Edit: What I'm looking for is a way to store those information about requirements in a database. The handling of the data will be probably done on application side, as my SQL skills suck ;)
Survey Database Design
Last Update: 5/3/2015
Diagram and SQL files now available at https://github.com/durrantm/survey
If you use this (top) answer or any element, please add feedback on improvements !!!
This is a real classic, done by thousands. They always seems 'fairly simple' to start with but to be good it's actually pretty complex. To do this in Rails I would use the model shown in the attached diagram. I'm sure it seems way over complicated for some, but once you've built a few of these, over the years, you realize that most of the design decisions are very classic patterns, best addressed by a dynamic flexible data structure at the outset.
More details below:
Table details for key tables
answers
The answers table is critical as it captures the actual responses by users.
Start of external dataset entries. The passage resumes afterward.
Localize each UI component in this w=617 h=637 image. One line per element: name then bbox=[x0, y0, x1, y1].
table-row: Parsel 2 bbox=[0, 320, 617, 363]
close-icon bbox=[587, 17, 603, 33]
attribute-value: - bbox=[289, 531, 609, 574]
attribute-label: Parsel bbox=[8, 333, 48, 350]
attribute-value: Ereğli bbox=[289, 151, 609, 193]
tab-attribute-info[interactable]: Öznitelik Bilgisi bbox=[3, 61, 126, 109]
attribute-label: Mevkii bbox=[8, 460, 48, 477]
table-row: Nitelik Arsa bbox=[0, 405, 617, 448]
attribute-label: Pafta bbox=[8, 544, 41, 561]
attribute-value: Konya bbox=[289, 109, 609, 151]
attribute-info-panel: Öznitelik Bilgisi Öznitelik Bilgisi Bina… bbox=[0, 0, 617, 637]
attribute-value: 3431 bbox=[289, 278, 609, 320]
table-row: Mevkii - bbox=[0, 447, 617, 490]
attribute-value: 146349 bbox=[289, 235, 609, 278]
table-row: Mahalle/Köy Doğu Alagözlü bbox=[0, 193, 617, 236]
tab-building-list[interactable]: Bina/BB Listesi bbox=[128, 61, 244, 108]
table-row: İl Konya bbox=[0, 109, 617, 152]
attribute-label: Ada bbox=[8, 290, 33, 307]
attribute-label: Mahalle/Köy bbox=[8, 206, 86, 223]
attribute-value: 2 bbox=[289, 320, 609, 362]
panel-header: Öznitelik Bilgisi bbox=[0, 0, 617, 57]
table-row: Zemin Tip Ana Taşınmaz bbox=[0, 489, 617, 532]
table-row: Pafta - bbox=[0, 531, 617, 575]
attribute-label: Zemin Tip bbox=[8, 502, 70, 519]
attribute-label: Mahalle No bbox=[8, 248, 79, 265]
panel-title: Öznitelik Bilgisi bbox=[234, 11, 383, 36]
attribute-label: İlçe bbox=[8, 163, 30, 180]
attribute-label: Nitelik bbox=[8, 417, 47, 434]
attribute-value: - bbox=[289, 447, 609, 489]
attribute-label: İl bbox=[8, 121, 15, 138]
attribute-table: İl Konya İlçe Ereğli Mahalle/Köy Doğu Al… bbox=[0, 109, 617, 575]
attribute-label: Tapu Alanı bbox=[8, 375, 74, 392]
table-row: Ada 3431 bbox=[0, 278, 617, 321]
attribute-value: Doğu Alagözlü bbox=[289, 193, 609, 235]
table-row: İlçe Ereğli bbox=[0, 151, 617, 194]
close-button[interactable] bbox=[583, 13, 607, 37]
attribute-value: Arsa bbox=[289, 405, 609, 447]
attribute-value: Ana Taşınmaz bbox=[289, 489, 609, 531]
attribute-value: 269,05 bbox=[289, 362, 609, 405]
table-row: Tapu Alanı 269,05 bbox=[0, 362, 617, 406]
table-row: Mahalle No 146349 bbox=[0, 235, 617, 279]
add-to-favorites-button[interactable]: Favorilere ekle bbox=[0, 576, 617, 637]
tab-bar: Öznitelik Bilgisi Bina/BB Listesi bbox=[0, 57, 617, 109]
You'll notice that answers links to question_options, not questions. This is intentional.
input_types
input_types are the types of questions. Each question can only be of 1 type, e.g. all radio dials, all text field(s), etc. Use additional questions for when there are (say) 5 radio-dials and 1 check box for an "include?" option or some such combination. Label the two questions in the users view as one but internally have two questions, one for the radio-dials, one for the check box. The checkbox will have a group of 1 in this case.
option_groups
option_groups and option_choices let you build 'common' groups.
One example, in a real estate application there might be the question 'How old is the property?'.
The answers might be desired in the ranges:
1-5
6-10
10-25
25-100
100+
Then, for example, if there is a question about the adjoining property age, then the survey will want to 'reuse' the above ranges, so that same option_group and options get used.
units_of_measure
units_of_measure is as it sounds. Whether it's inches, cups, pixels, bricks or whatever, you can define it once here.
FYI: Although generic in nature, one can create an application on top of this, and this schema is well-suited to the Ruby On Rails framework with conventions such as "id" for the primary key for each table. Also the relationships are all simple one_to_many's with no many_to_many or has_many throughs needed. I would probably add has_many :throughs and/or :delegates though to get things like survey_name from an individual answer easily without.multiple.chaining.
You could also think about complex rules, and have a string based condition field in your Questions table, accepting/parsing any of these:
A(1)=3
( (A(1)=3) and (A(2)=4) )
A(3)>2
(A(3)=1) and (A(17)!=2) and C(1)
Where A(x)=y means "Answer of question x is y" and C(x) means the condition of question x (default is true)...
The questions have an order field, and you would go through them one-by one, skipping questions where the condition is FALSE.
This should allow surveys of any complexity you want, your GUI could automatically create these in "Simple mode" and allow for and "Advanced mode" where a user can enter the equations directly.
one way is to add a table 'question requirements' with fields:
question_id (link to the "which brand?" question)
required_question_id (link to the "do you smoke?" question)
required_answer_id (link to the "yes" answer)
In the application you check this table before you pose a certain question.
With a seperate table, it's easy adding required answers (adding another row for the "sometimes" answer etc...)
Personally, in this case, I would use the structure you described and use the database as a dumb storage mechanism. I'm fan of putting these complex and dependend constraints into the application layer.
I think the only way to enforce these constraints without building new tables for every question with foreign keys to others, is to use the T-SQL stuff or other vendor specific mechanisms to build database triggers to enforce these constraints.
At an application level you got so much more possibilities and it is easier to port, so I would prefer that option.
I hope this will help you in finding a strategy for your app.